La prevenzione inizia molto prima che un problema si manifesti. Prende forma nei luoghi della quotidianità, nelle relazioni capaci di accogliere e nelle occasioni in cui bambini, bambine, ragazzi e ragazze possono sentirsi ascoltati, riconosciuti e accompagnati. Prevenire significa creare opportunità, sviluppare competenze personali ed emotive e costruire contesti in grado di sostenere le fragilità prima che diventino solitudine, disagio o situazioni di rischio. È questa la visione che, anche quest’anno, ha orientato il lavoro delle équipe della Cooperativa Comunità Papa Giovanni XXIII attive in diversi territori italiani, dal Piemonte alla Sicilia. Educatori, psicologi e pedagogisti hanno unito competenze differenti e complementari per rispondere ai bisogni emergenti delle nuove generazioni e delle comunità educanti.
Le attività di prevenzione hanno interessato numerosi ambiti: dipendenze da sostanze, alcol, gioco d’azzardo e tecnologie, bullismo e cyberbullismo, violenza e violenza di genere, educazione all’affettività, contrasto alla dispersione e all’abbandono scolastico. Grande attenzione è stata riservata anche all’educazione emotiva e allo sviluppo dell’intelligenza emotiva. Riconoscere, dare un nome ed esprimere le proprie emozioni aiuta infatti a comprendere meglio ciò che si vive, affrontare le difficoltà, chiedere aiuto e costruire relazioni più sane e rispettose. L’educazione emotiva rappresenta quindi un importante fattore di protezione, favorendo una maggiore consapevolezza di sé e degli altri.
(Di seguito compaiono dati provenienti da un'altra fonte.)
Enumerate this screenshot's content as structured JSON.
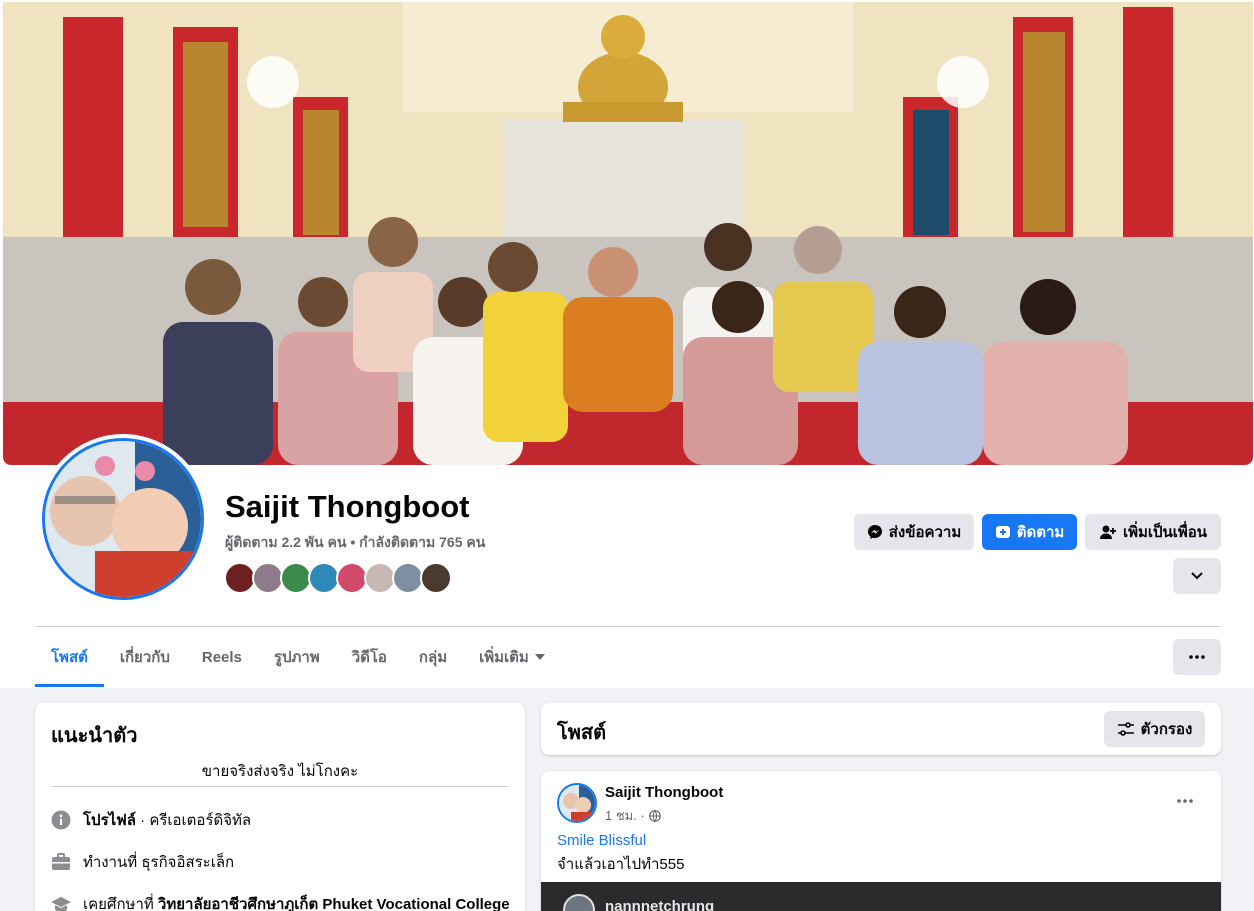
{
  "profile": {
    "name": "Saijit Thongboot",
    "followers_text": "ผู้ติดตาม 2.2 พัน คน • กำลังติดตาม 765 คน"
  },
  "actions": {
    "message_label": "ส่งข้อความ",
    "follow_label": "ติดตาม",
    "add_friend_label": "เพิ่มเป็นเพื่อน"
  },
  "tabs": [
    {
      "label": "โพสต์",
      "active": true
    },
    {
      "label": "เกี่ยวกับ"
    },
    {
      "label": "Reels"
    },
    {
      "label": "รูปภาพ"
    },
    {
      "label": "วิดีโอ"
    },
    {
      "label": "กลุ่ม"
    },
    {
      "label": "เพิ่มเติม"
    }
  ],
  "intro": {
    "title": "แนะนำตัว",
    "bio": "ขายจริงส่งจริง ไม่โกงคะ",
    "profile_label": "โปรไฟล์",
    "profile_type": " · ครีเอเตอร์ดิจิทัล",
    "work_prefix": "ทำงานที่ ",
    "work_value": "ธุรกิจอิสระเล็ก",
    "edu_prefix": "เคยศึกษาที่ ",
    "edu_value": "วิทยาลัยอาชีวศึกษาภูเก็ต Phuket Vocational College"
  },
  "posts_section": {
    "title": "โพสต์",
    "filter_label": "ตัวกรอง"
  },
  "post": {
    "author": "Saijit Thongboot",
    "time": "1 ชม. ·",
    "link_text": "Smile Blissful",
    "text": "จำแล้วเอาไปทำ555",
    "embedded_author": "nannnetchrung"
  },
  "colors": {
    "accent": "#1877f2",
    "background": "#f0f2f5",
    "secondary_text": "#65676b"
  }
}
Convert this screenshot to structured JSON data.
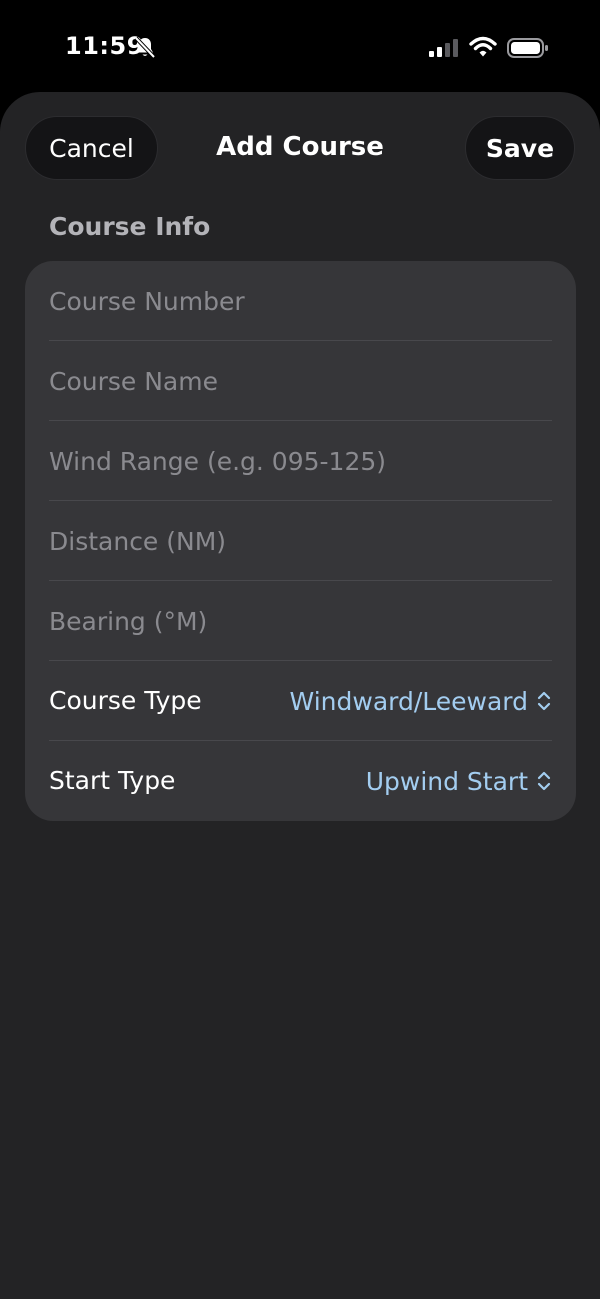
{
  "status_bar": {
    "time": "11:59"
  },
  "nav": {
    "cancel_label": "Cancel",
    "title": "Add Course",
    "save_label": "Save"
  },
  "section": {
    "header": "Course Info"
  },
  "fields": [
    {
      "placeholder": "Course Number",
      "value": ""
    },
    {
      "placeholder": "Course Name",
      "value": ""
    },
    {
      "placeholder": "Wind Range (e.g. 095-125)",
      "value": ""
    },
    {
      "placeholder": "Distance (NM)",
      "value": ""
    },
    {
      "placeholder": "Bearing (°M)",
      "value": ""
    }
  ],
  "pickers": [
    {
      "label": "Course Type",
      "value": "Windward/Leeward"
    },
    {
      "label": "Start Type",
      "value": "Upwind Start"
    }
  ],
  "colors": {
    "accent": "#a3cdf0",
    "sheet_bg": "#232325",
    "card_bg": "#363639"
  }
}
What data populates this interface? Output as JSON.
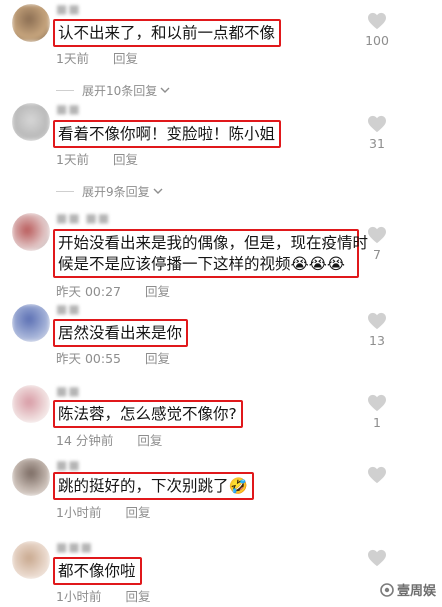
{
  "comments": [
    {
      "text": "认不出来了，和以前一点都不像",
      "time": "1天前",
      "reply": "回复",
      "likes": "100"
    },
    {
      "text": "看着不像你啊！变脸啦！陈小姐",
      "time": "1天前",
      "reply": "回复",
      "likes": "31"
    },
    {
      "text_line1": "开始没看出来是我的偶像，但是，现在疫情时",
      "text_line2": "候是不是应该停播一下这样的视频😭😭😭",
      "time": "昨天 00:27",
      "reply": "回复",
      "likes": "7"
    },
    {
      "text": "居然没看出来是你",
      "time": "昨天 00:55",
      "reply": "回复",
      "likes": "13"
    },
    {
      "text": "陈法蓉，怎么感觉不像你?",
      "time": "14 分钟前",
      "reply": "回复",
      "likes": "1"
    },
    {
      "text": "跳的挺好的，下次别跳了🤣",
      "time": "1小时前",
      "reply": "回复",
      "likes": ""
    },
    {
      "text": "都不像你啦",
      "time": "1小时前",
      "reply": "回复",
      "likes": ""
    }
  ],
  "expand": [
    {
      "label": "展开10条回复"
    },
    {
      "label": "展开9条回复"
    }
  ],
  "watermark": "壹周娱",
  "colors": {
    "highlight_border": "#e0181b",
    "meta_text": "#8e8e8e",
    "heart": "#d0d0d0"
  }
}
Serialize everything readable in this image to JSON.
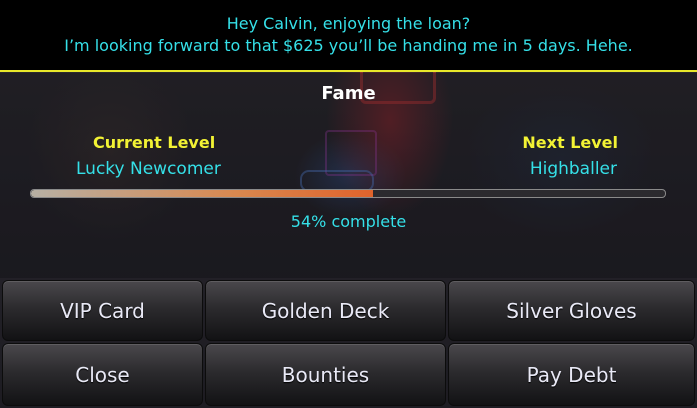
{
  "message": {
    "line1": "Hey Calvin, enjoying the loan?",
    "line2": "I’m looking forward to that $625 you’ll be handing me in 5 days. Hehe."
  },
  "fame": {
    "title": "Fame",
    "current_label": "Current Level",
    "current_value": "Lucky Newcomer",
    "next_label": "Next Level",
    "next_value": "Highballer",
    "progress": 0.54,
    "progress_text": "54% complete"
  },
  "buttons": {
    "vip_card": "VIP Card",
    "golden_deck": "Golden Deck",
    "silver_gloves": "Silver Gloves",
    "close": "Close",
    "bounties": "Bounties",
    "pay_debt": "Pay Debt"
  },
  "colors": {
    "message_text": "#35e0e8",
    "divider": "#e8e82a",
    "label_yellow": "#f2f234",
    "progress_fill": "#e0632c"
  }
}
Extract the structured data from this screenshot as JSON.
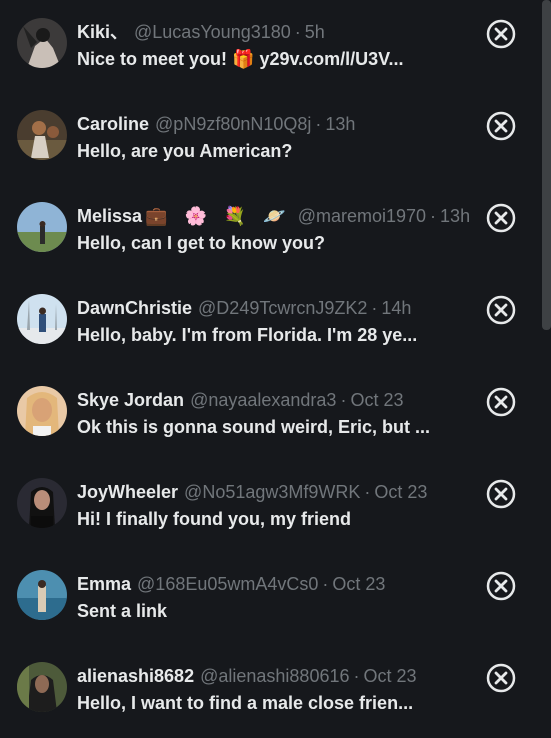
{
  "items": [
    {
      "name": "Kiki、",
      "emojis": "",
      "handle": "@LucasYoung3180",
      "time": "5h",
      "message": "Nice to meet you! 🎁 y29v.com/l/U3V...",
      "avatar_colors": [
        "#3c3a3a",
        "#c9bfb7"
      ]
    },
    {
      "name": "Caroline",
      "emojis": "",
      "handle": "@pN9zf80nN10Q8j",
      "time": "13h",
      "message": "Hello, are you American?",
      "avatar_colors": [
        "#4a3d2f",
        "#a26f48"
      ]
    },
    {
      "name": "Melissa",
      "emojis": "💼 🌸 💐 🪐",
      "handle": "@maremoi1970",
      "time": "13h",
      "message": "Hello, can I get to know you?",
      "avatar_colors": [
        "#8fb4d6",
        "#6d8b4f"
      ]
    },
    {
      "name": "DawnChristie",
      "emojis": "",
      "handle": "@D249TcwrcnJ9ZK2",
      "time": "14h",
      "message": "Hello, baby. I'm from Florida. I'm 28 ye...",
      "avatar_colors": [
        "#cfe1ef",
        "#2f4f7a"
      ]
    },
    {
      "name": "Skye Jordan",
      "emojis": "",
      "handle": "@nayaalexandra3",
      "time": "Oct 23",
      "message": "Ok this is gonna sound weird, Eric, but ...",
      "avatar_colors": [
        "#e9c9a6",
        "#d8a276"
      ]
    },
    {
      "name": "JoyWheeler",
      "emojis": "",
      "handle": "@No51agw3Mf9WRK",
      "time": "Oct 23",
      "message": "Hi! I finally found you, my friend",
      "avatar_colors": [
        "#2a2a33",
        "#b98d79"
      ]
    },
    {
      "name": "Emma",
      "emojis": "",
      "handle": "@168Eu05wmA4vCs0",
      "time": "Oct 23",
      "message": "Sent a link",
      "avatar_colors": [
        "#4d8fb0",
        "#d9cbb5"
      ]
    },
    {
      "name": "alienashi8682",
      "emojis": "",
      "handle": "@alienashi880616",
      "time": "Oct 23",
      "message": "Hello, I want to find a male close frien...",
      "avatar_colors": [
        "#4d5a3a",
        "#1d1d1d"
      ]
    }
  ]
}
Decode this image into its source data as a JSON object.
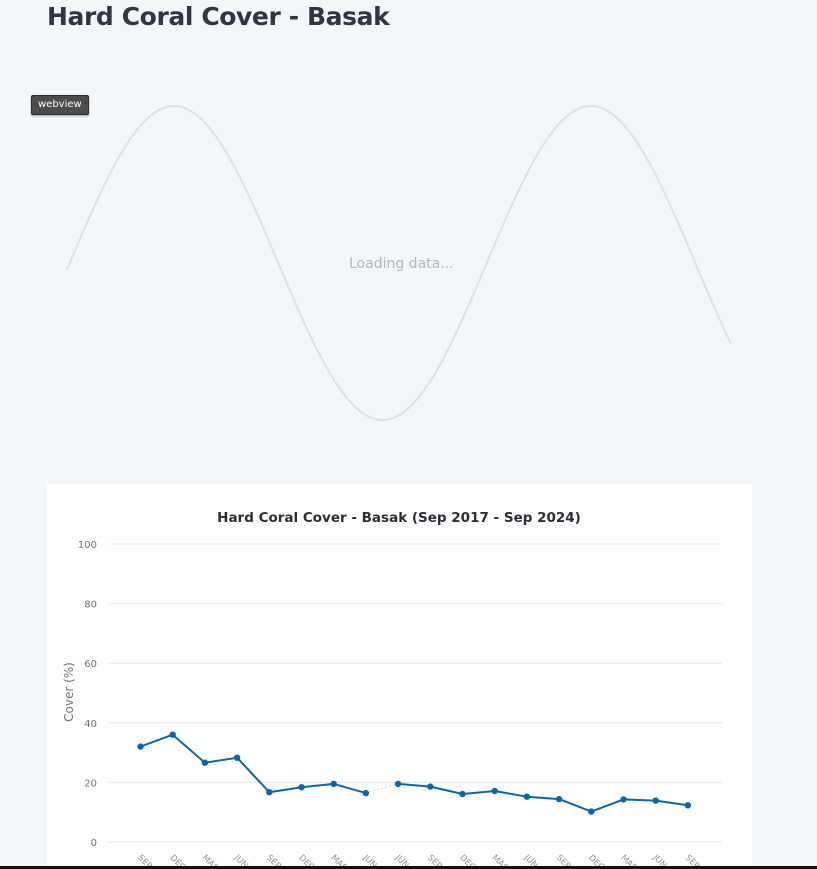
{
  "page": {
    "title": "Hard Coral Cover - Basak",
    "webview_badge": "webview",
    "loading_text": "Loading data..."
  },
  "colors": {
    "series": "#0a68a8",
    "grid": "#e6e6e6",
    "loader_wave": "#e0e0e0",
    "background": "#f3f7fa"
  },
  "chart_data": {
    "type": "line",
    "title": "Hard Coral Cover - Basak (Sep 2017 - Sep 2024)",
    "ylabel": "Cover (%)",
    "xlabel": "",
    "ylim": [
      0,
      100
    ],
    "yticks": [
      0,
      20,
      40,
      60,
      80,
      100
    ],
    "grid": true,
    "categories": [
      "SEP",
      "DEC",
      "MAR",
      "JUN",
      "SEP",
      "DEC",
      "MAR",
      "JUN",
      "JUN",
      "SEP",
      "DEC",
      "MAR",
      "JUN",
      "SEP",
      "DEC",
      "MAR",
      "JUN",
      "SEP"
    ],
    "series": [
      {
        "values": [
          32,
          36,
          26.6,
          28.3,
          16.7,
          18.4,
          19.5,
          16.4,
          19.5,
          18.6,
          16.1,
          17.1,
          15.2,
          14.4,
          10.2,
          14.3,
          13.9,
          12.3
        ],
        "gap_after_index": 7
      }
    ]
  }
}
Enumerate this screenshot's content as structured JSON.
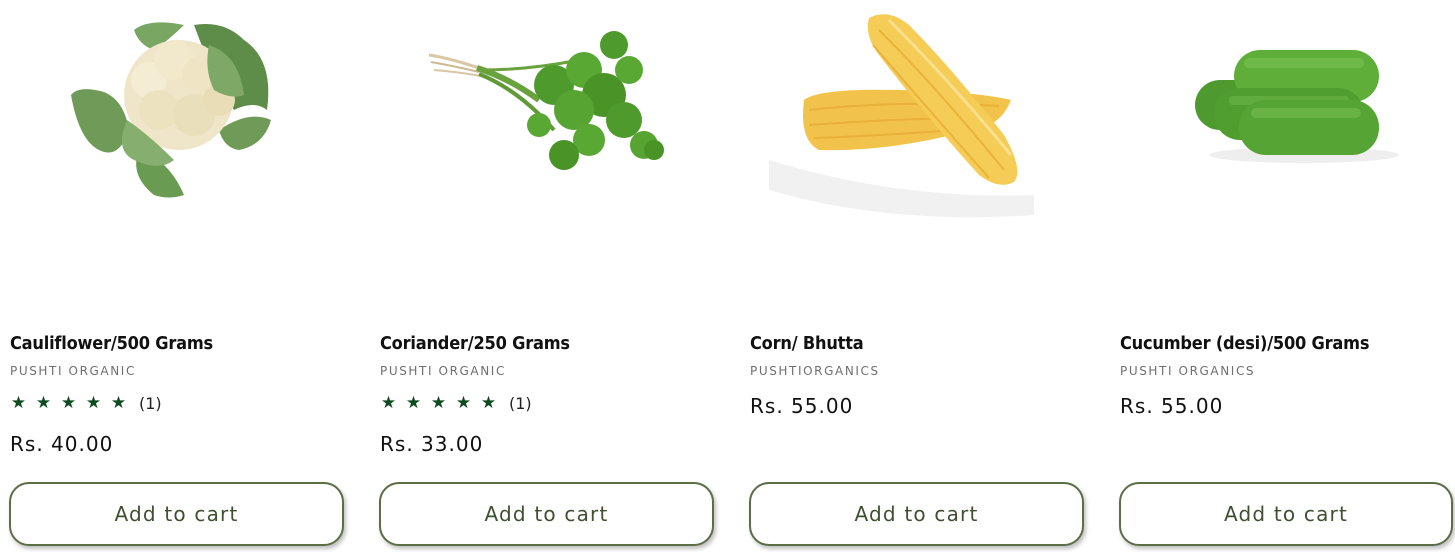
{
  "products": [
    {
      "title": "Cauliflower/500 Grams",
      "vendor": "PUSHTI ORGANIC",
      "rating_value": 5,
      "rating_count": "(1)",
      "price": "Rs. 40.00",
      "button_label": "Add to cart",
      "image": "cauliflower"
    },
    {
      "title": "Coriander/250 Grams",
      "vendor": "PUSHTI ORGANIC",
      "rating_value": 5,
      "rating_count": "(1)",
      "price": "Rs. 33.00",
      "button_label": "Add to cart",
      "image": "coriander"
    },
    {
      "title": "Corn/ Bhutta",
      "vendor": "PUSHTIORGANICS",
      "price": "Rs. 55.00",
      "button_label": "Add to cart",
      "image": "corn"
    },
    {
      "title": "Cucumber (desi)/500 Grams",
      "vendor": "PUSHTI ORGANICS",
      "price": "Rs. 55.00",
      "button_label": "Add to cart",
      "image": "cucumber"
    }
  ],
  "star_glyph": "★",
  "colors": {
    "star": "#0f4b21",
    "button_border": "#5b6e45",
    "button_text": "#3f5030"
  }
}
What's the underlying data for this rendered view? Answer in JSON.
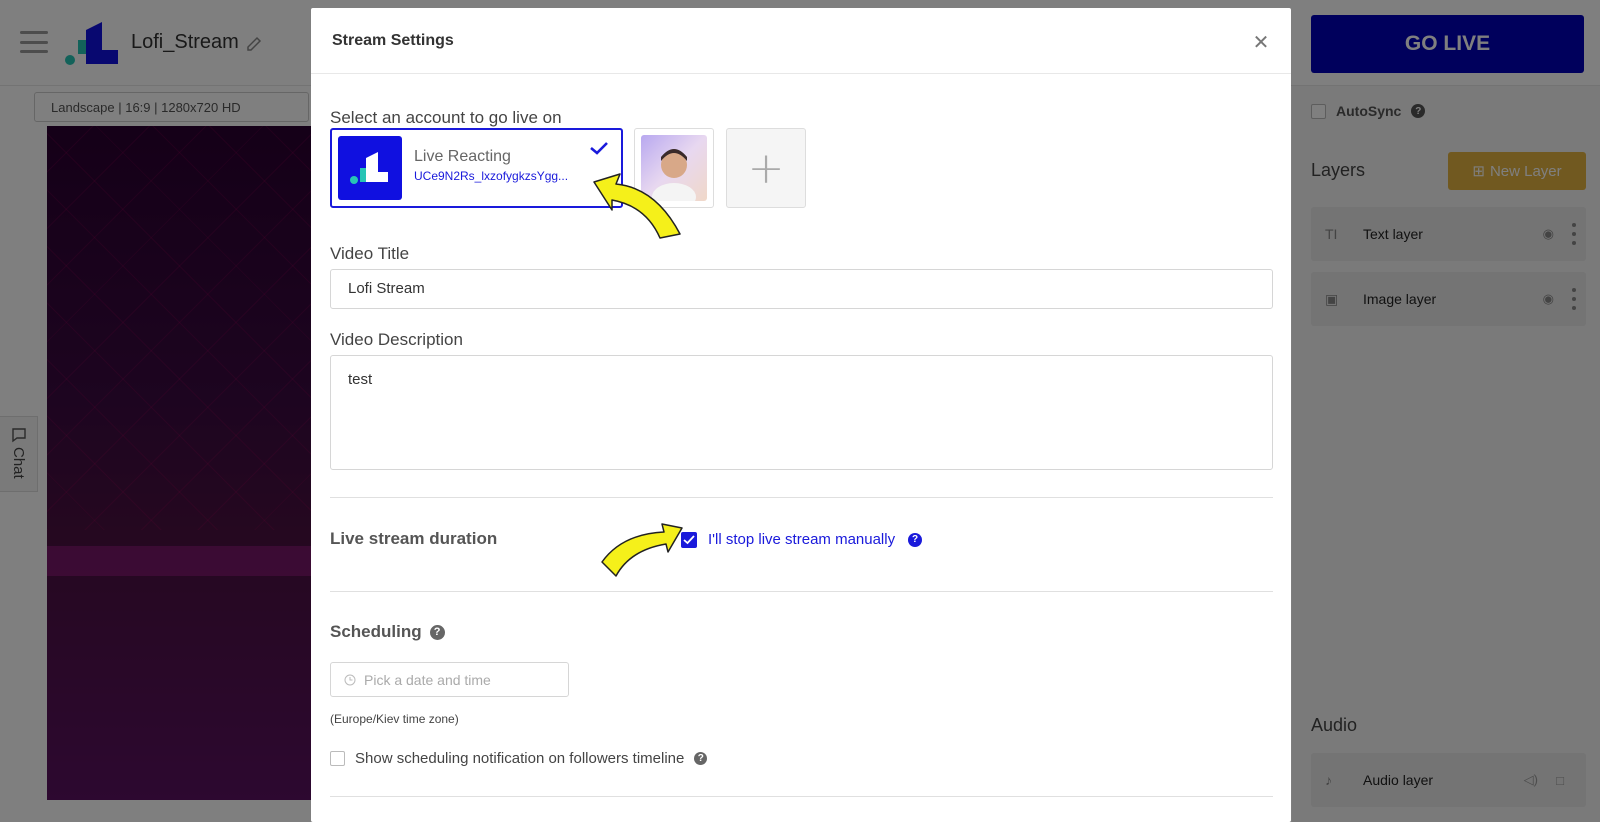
{
  "app": {
    "project_name": "Lofi_Stream",
    "resolution": "Landscape | 16:9 | 1280x720 HD",
    "go_live_label": "GO LIVE",
    "chat_label": "Chat",
    "autosync_label": "AutoSync",
    "layers_title": "Layers",
    "new_layer_label": "New Layer",
    "layers": [
      {
        "label": "Text layer",
        "icon": "text-icon"
      },
      {
        "label": "Image layer",
        "icon": "image-icon"
      }
    ],
    "audio_title": "Audio",
    "audio_layer_label": "Audio layer"
  },
  "modal": {
    "title": "Stream Settings",
    "account_section_label": "Select an account to go live on",
    "account": {
      "name": "Live Reacting",
      "id": "UCe9N2Rs_lxzofygkzsYgg..."
    },
    "video_title_label": "Video Title",
    "video_title_value": "Lofi Stream",
    "video_description_label": "Video Description",
    "video_description_value": "test",
    "duration_label": "Live stream duration",
    "manual_stop_label": "I'll stop live stream manually",
    "manual_stop_checked": true,
    "scheduling_label": "Scheduling",
    "date_placeholder": "Pick a date and time",
    "timezone": "(Europe/Kiev time zone)",
    "notify_label": "Show scheduling notification on followers timeline"
  },
  "colors": {
    "brand_blue": "#1010e0",
    "go_live_bg": "#0000b8",
    "new_layer_bg": "#e3b341",
    "annotation_arrow": "#f5f01a"
  }
}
Nel corso dell’anno le équipe hanno incontrato oltre 7.000 bambini, bambine e giovani, dalle scuole primarie fino alle università. I percorsi si sono svolti nelle scuole, nei centri di aggregazione pomeridiani, nei centri giovani, all’interno di gruppi e associazioni, ma anche nei luoghi informali della quotidianità, come strade, piazze e parchi. Le proposte hanno coinvolto intere classi attraverso laboratori esperienziali, attività di confronto e percorsi creativi.
Con l’arrivo dell’estate sono riprese anche le attività educative di strada e nei parchi. Gli educatori incontrano bambini e adolescenti proponendo giochi, attività ricreative e occasioni di socialità, ma soprattutto condividendo con loro i tempi più lenti dell’estate. È un modo di “so-stare” dentro luoghi complessi che possono trasformarsi in spazi ricchi di relazioni, esperienze positive e nuove opportunità, affinché bambini, bambine e adolescenti non restino soli, neppure durante il periodo estivo.